Avatar: The Way of Water — Of course, this is another movie no one has yet seen, but Jim Cameron, like Steven Spielberg, makes movies for everybody. While there will no doubt be an eco-message built in (and some might feel like they have to avoid it for that reason), the pure spectacle of it will attract more people than it will alienate. Also, his writing is always universal. He’s never made a movie that’s hard to understand.
Movies made for everybody aren’t necessarily what film critics and industry voters call the “best” films of the year. They do tend to win Best Picture, however. To determine what gets nominated is less about figuring out the movies made for everybody and more about the movies people passionately love.
Passion often drives the nomination process where ten Best Picture nominees are concerned. But when it comes to winning, there has to be general agreement that the movie is top-quality. The mechanism of the preferential ballot mean that passion doesn’t always drive a winner. It also means that divisive or “difficult” movies have a hard time winning. With five Best Picture nominees, passion can override divisiveness.

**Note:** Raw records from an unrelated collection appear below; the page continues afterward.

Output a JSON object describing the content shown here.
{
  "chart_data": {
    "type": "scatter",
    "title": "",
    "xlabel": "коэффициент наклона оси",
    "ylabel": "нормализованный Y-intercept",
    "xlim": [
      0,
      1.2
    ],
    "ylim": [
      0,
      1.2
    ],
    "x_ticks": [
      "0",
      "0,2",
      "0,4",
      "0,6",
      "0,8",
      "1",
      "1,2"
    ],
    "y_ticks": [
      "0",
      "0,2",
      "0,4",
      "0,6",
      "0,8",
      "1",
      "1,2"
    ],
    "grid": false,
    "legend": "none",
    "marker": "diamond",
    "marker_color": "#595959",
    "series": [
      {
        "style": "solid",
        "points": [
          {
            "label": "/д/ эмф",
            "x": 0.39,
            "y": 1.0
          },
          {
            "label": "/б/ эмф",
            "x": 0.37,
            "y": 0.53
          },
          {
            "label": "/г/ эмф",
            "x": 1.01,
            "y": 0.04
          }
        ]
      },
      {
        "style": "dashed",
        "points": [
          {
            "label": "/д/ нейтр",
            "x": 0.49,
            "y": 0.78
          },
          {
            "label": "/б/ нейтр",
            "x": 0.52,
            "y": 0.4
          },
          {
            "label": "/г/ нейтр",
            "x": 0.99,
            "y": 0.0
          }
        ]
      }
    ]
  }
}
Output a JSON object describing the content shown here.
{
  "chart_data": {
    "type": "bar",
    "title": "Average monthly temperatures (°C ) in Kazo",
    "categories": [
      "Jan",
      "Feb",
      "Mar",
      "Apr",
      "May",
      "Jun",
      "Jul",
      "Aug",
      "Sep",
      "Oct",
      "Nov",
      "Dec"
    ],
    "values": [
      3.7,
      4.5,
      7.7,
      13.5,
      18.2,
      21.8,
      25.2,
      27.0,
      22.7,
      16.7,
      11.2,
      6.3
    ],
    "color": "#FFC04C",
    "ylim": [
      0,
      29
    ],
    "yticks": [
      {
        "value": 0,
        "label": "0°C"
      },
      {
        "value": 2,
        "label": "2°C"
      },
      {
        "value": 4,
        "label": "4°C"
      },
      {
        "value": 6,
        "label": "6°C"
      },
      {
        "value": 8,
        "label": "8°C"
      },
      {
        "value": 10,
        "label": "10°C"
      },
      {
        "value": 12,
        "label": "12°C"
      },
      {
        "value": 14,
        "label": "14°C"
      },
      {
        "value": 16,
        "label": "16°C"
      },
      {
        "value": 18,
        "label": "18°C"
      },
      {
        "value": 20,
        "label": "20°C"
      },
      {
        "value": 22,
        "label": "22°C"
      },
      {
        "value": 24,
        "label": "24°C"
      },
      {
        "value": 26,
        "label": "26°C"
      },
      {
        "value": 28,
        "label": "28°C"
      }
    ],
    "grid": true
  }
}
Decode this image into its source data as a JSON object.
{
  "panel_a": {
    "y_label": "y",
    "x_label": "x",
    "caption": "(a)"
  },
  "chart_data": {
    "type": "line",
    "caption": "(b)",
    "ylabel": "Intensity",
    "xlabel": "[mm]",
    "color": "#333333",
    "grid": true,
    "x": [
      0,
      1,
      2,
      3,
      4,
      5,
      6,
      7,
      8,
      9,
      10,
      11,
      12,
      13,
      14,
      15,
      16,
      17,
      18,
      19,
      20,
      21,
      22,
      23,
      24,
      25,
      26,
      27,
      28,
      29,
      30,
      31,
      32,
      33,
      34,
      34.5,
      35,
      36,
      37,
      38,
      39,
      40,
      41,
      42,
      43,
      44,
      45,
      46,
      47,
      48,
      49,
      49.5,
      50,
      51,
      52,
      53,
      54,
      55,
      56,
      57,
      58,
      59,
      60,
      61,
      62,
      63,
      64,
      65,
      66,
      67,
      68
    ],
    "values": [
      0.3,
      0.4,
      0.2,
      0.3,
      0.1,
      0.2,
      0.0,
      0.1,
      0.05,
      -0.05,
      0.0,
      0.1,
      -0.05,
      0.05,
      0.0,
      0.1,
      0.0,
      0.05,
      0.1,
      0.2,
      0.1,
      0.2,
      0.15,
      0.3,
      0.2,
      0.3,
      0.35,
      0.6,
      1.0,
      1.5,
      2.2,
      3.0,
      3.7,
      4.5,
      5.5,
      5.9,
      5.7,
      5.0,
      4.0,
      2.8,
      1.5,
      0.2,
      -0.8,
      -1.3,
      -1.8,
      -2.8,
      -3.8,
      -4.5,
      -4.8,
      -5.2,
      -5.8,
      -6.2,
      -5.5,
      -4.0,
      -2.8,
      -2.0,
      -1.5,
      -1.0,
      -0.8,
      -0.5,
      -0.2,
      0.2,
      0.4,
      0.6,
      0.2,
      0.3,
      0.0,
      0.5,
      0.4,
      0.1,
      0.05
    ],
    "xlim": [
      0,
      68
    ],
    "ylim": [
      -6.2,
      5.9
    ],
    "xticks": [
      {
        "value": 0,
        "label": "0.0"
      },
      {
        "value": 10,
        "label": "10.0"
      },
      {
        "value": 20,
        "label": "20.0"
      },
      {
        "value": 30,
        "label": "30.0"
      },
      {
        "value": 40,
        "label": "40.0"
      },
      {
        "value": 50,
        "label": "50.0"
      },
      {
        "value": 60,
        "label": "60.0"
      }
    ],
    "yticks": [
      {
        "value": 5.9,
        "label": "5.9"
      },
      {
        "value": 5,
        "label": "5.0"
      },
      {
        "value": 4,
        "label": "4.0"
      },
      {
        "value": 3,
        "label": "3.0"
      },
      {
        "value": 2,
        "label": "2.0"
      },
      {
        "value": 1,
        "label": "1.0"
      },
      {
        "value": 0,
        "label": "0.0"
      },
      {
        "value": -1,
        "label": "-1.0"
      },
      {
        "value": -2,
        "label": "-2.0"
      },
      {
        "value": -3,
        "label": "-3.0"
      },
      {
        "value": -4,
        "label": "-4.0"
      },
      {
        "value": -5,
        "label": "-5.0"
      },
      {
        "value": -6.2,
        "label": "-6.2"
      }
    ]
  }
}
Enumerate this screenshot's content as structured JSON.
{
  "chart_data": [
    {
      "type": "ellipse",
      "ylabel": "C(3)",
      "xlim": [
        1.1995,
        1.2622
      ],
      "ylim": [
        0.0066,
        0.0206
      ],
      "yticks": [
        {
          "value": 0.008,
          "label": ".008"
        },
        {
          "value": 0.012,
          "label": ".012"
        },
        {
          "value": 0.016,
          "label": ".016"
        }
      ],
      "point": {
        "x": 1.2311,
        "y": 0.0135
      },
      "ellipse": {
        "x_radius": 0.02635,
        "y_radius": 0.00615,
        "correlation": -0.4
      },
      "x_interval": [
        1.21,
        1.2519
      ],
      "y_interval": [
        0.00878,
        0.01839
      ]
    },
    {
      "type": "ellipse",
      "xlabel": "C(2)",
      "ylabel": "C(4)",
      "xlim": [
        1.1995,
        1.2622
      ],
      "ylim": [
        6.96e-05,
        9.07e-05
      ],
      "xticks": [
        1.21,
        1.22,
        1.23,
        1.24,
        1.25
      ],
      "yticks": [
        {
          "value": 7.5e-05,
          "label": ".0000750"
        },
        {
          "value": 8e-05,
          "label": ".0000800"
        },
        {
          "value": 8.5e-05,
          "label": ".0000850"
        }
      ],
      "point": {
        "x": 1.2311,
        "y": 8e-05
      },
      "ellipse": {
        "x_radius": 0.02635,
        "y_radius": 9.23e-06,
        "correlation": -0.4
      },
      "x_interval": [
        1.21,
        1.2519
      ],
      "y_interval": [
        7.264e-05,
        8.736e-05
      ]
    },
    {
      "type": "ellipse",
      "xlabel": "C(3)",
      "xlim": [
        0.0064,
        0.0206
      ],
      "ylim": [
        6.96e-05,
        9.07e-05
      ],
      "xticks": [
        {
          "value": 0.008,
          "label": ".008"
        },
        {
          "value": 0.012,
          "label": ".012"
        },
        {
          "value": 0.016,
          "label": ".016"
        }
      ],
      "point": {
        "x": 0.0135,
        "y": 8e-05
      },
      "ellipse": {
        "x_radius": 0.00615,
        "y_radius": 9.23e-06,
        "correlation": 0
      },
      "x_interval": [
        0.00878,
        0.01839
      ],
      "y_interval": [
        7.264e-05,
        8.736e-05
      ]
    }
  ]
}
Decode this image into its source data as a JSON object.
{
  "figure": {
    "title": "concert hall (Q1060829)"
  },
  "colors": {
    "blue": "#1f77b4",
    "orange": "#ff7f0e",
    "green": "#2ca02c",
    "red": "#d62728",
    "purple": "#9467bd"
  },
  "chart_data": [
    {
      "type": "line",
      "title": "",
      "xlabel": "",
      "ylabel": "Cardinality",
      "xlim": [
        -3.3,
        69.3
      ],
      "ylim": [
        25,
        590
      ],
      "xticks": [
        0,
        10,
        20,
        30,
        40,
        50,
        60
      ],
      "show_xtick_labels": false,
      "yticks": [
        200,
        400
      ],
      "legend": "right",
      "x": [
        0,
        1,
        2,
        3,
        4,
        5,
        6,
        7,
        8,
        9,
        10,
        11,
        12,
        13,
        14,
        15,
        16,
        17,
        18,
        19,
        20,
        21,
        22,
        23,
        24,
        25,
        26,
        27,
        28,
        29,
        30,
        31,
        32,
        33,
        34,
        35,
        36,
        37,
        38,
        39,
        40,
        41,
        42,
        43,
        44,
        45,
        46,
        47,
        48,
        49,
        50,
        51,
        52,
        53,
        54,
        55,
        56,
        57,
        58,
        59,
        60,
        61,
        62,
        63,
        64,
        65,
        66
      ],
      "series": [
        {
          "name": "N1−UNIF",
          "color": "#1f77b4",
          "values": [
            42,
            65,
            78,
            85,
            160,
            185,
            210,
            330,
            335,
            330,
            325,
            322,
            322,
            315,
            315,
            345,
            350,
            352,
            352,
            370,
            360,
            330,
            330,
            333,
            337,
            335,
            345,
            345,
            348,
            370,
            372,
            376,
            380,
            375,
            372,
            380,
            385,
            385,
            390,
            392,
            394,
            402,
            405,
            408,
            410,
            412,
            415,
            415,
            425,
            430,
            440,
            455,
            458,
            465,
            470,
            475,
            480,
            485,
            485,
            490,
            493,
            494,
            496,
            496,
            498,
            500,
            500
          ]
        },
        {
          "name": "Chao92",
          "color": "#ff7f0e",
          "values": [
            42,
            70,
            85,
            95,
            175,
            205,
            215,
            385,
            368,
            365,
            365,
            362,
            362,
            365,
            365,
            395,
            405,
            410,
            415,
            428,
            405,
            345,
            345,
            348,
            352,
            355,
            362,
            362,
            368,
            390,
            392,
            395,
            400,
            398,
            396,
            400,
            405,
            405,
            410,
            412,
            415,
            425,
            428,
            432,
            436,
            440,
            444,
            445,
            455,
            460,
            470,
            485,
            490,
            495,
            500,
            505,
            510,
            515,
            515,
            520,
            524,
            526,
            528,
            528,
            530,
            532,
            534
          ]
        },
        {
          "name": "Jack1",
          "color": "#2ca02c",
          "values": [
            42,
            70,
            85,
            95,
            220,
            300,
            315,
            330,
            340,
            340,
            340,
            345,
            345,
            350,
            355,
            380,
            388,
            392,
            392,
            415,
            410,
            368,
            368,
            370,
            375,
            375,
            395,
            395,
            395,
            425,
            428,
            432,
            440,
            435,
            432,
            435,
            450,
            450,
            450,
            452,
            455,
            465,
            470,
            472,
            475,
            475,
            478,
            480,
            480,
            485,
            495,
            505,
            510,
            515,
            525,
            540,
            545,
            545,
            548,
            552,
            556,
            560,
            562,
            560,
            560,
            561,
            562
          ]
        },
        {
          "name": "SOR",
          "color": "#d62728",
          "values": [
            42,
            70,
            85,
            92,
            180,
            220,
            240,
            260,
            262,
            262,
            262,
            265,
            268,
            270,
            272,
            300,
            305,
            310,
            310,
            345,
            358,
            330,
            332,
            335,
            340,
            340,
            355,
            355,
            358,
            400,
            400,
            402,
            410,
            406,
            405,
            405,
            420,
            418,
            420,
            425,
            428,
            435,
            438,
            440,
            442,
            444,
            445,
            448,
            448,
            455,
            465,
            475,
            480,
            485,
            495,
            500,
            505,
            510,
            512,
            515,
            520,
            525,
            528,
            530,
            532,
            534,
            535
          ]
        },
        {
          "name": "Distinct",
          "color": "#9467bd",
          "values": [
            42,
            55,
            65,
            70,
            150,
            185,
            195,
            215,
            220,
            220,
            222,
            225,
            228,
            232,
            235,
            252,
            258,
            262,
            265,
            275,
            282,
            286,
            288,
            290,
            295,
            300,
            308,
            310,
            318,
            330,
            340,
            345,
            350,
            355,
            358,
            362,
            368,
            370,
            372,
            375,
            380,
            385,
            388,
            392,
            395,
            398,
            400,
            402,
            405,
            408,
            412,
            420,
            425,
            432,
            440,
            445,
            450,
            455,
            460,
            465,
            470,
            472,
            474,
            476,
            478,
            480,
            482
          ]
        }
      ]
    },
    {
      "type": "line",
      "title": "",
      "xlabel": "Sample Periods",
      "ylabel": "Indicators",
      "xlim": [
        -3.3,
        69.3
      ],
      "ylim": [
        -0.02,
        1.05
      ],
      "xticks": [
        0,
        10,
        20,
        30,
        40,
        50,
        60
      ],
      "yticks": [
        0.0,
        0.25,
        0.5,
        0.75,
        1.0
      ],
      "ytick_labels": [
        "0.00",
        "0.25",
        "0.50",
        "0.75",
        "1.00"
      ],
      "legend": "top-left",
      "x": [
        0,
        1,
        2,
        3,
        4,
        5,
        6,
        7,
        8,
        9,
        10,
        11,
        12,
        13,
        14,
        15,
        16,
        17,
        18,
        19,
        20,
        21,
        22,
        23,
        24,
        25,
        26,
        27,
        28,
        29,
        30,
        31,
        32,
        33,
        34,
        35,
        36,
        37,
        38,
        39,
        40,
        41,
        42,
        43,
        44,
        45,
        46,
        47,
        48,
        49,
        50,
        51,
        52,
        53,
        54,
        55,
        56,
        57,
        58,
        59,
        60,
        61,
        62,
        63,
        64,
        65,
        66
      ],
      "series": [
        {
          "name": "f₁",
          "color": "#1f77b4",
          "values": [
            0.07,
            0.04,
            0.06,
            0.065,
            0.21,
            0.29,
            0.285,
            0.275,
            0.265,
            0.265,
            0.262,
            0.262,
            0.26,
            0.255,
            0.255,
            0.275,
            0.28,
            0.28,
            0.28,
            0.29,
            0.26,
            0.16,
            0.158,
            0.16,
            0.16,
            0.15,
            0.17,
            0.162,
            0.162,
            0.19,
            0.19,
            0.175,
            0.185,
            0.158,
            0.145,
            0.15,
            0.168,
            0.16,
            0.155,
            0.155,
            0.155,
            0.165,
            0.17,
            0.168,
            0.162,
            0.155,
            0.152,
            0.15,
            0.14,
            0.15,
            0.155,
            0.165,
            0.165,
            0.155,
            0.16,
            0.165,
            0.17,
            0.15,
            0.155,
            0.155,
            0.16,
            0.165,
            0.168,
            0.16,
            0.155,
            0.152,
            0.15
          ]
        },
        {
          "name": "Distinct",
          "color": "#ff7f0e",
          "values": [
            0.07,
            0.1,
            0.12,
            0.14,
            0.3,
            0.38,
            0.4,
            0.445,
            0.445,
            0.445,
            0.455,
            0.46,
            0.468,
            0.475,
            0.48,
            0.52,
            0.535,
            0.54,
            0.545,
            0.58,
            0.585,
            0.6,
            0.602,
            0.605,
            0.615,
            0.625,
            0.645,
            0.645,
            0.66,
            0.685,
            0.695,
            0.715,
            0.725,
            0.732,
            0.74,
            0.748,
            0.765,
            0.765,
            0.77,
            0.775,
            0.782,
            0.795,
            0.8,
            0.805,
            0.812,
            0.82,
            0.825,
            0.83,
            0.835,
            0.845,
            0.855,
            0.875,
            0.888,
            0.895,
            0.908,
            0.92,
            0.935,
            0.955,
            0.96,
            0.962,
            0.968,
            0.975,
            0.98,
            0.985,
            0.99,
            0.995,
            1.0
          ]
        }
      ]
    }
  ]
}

The films that, I’d say, are less general and more specific would be this year’s “#MeToo trifecta”:
Women Talking
She Said
TÁR
The main reason is that these three films, as good as they are, will have a specific audience to vote for them, and for different reasons. She Said is based on recent history, but it’s also presently unfolding in the courts where Harvey Weinstein is on trial. Women Talking is loosely based on a true story, as is TÁR, but they are spun in such a way that they edge closer to a fictionalized account of what might have happened.
TÁR presents a more critical look at the #MeToo/cancel culture movement and asks us to decide whether we think the art can be appreciated separate from the artist. Women Talking is like She Said. It is told from the point of view of the victims of sexual assault. Again, some people will be more up for seeing these movies than others.
Last but not least, Everything Everywhere All at Once is most definitely not a movie for everybody, but it is a standout because — of all of the movies mentioned here, with the possible exception of Top Gun and Elvis — it is immensely popular with the Zoomers. It is a wild ride for sure, inventive and innovative.
There are lots of movies that might find their way into the Best Picture race on passion alone. Those would include Sam Mendes’ Empire of Light, a love letter to movies and among the few about love and, frankly, sex. James Gray’s Armageddon Time might fit into the wheelhouse of many Oscar voters who are of the same age, and perhaps lived though something similar.
There is also Triangle of Sadness, and The Son, not to mention The Whale, which could all find their way into the Best Picture race.
With that said, I offer up a prediction for the ten films I think right now have the best shot:
The Fabelmans (directing + writing + acting + crafts)
The Banshees of Inisherin (directing + writing + acting + crafts)
TÁR (directing + writing + acting + crafts)
Women Talking (directing + writing + acting + crafts)
Everything Everywhere All at Once (maybe directing + writing + acting + crafts)
Babylon (maybe directing + writing + acting + crafts)
Avatar: The Way of Water (maybe directing + crafts)
Till (writing + acting + crafts)
Top Gun: Maverick (maybe acting + crafts)
And then probably one of these three:
She Said (writing + acting)
Elvis (maybe writing + acting + crafts)
Black Panther: Wakanda Forever (maybe writing + acting + crafts)
Either way, it’s a ridiculously tight race right now. We’ll just have to wait and see how it goes.
In the end, the Oscars CAN save themselves if they make a show for everyone, and honor movies enjoyed by everyone, and perhaps encourage Hollywood to once again make more movies for everyone.